Energy experts: Lift oil exports ban
Published 11:07 pm Monday, March 30, 2015
- World Emissions
The shale revolution continues, speakers at the Tyler Area Energy Summit heard on Monday, and even lower crude oil prices won’t threaten an industry that has achieved what was unthinkable just 10 years ago — energy independence.
“Between 2012 and 2014, the U.S. added three million barrels a day in production,” said Dr. Bernard Weinstein of Southern Methodist University’s Maguire Energy Institute. “We’ve never seen an increase in that magnitude in a two-year period… If it hadn’t been for the shale revolution, the Great Recession of 2008 would have been much, much worse.”

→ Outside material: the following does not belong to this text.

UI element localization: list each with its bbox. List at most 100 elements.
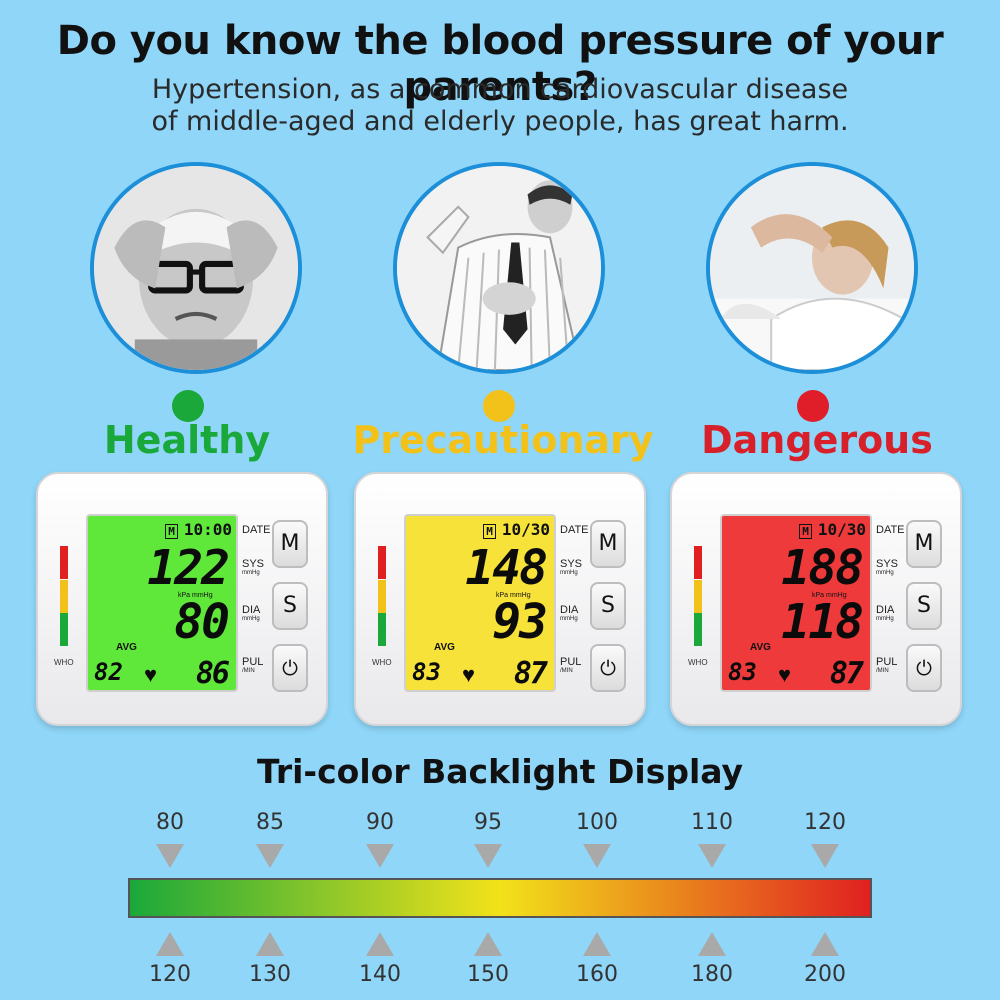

And unconventional oil and gas extraction — hydraulic fracturing, or fracking — will continue to boost the U.S. economy, he said.
He cited “lower electric power and heating costs for businesses and households, a revival of America’s manufacturing sector and a number of Rust Belt cities, and a small trade deficit” as benefits of the shale revolution.
The 2015 Energy Summit was held at the University of Texas at Tyler’s Ornelas Activity Center. Its focus was on the future of the industry. A record number of people, 280, attended the fifth annual event, according to organizers, including the Tyler Economic Development Council, the Tyler Area Chamber of Commerce, the city of Tyler and UT-Tyler.
Dr. Paul Tanaka of ExxonMobil’s Strategic Planning Department spoke about the fossil fuels industry as a whole. He said that in the near future, developing nations will drive demand.
“All of the energy-demand growth we see in the future is driven by emerging markets,” he said. “That means 2.7 billion people who cook with biomass fuels now will have access to natural gas and electricity for cooking and more access to modern agricultural methods to feed growing populations.”
The industry, he said, “is moving a lot of people out of poverty.”
Tanaka had some good news for the environment, as well. The switch from coal to natural gas in many parts of the world for electrical generation is having a big effect on greenhouse gas emissions.
“We see an increase in emissions only until the year 2030,” he said. “At that point it will plateau, then we’ll see a slow decline. All of the growth in emissions we’ll see is in emerging nations.”
Like other companies usually seen as “Big Oil,” ExxonMobil is investing heavily in renewable forms of energy. But Tanaka pointed out that dependability and availability of energy sources are critical to economic development, so fossil fuels will still play an important role.
“Over time, we’re going to need all of the different types of energy we have access to,” he said. “That means oil, gas, coal, biomass, renewables — we’ll need them all.”
But the bottom line, he said, is, “We’re not going to run out of energy.”
Dr. Tom Tunstall agreed. He’s research director at the Institute for Economic Development at the University of Texas at San Antonio.
He said there’s an abundance of crude oil that has been sent to refineries along the Gulf of Mexico, but they’re operating at capacity. He called for an end to the 1970s policy that bans the export of crude oil.
“The shale revolution was completely unexpected,” he said. “We expected to increase imports of oil. But because of shale, we’re choking on crude oil at the Gulf.”
There’s a simple solution – lift the ban, he said.
“The 40-year-old ban on crude oil exports has been unnecessary, increasingly arbitrary, unproductive, and has outlived its usefulness,” he said.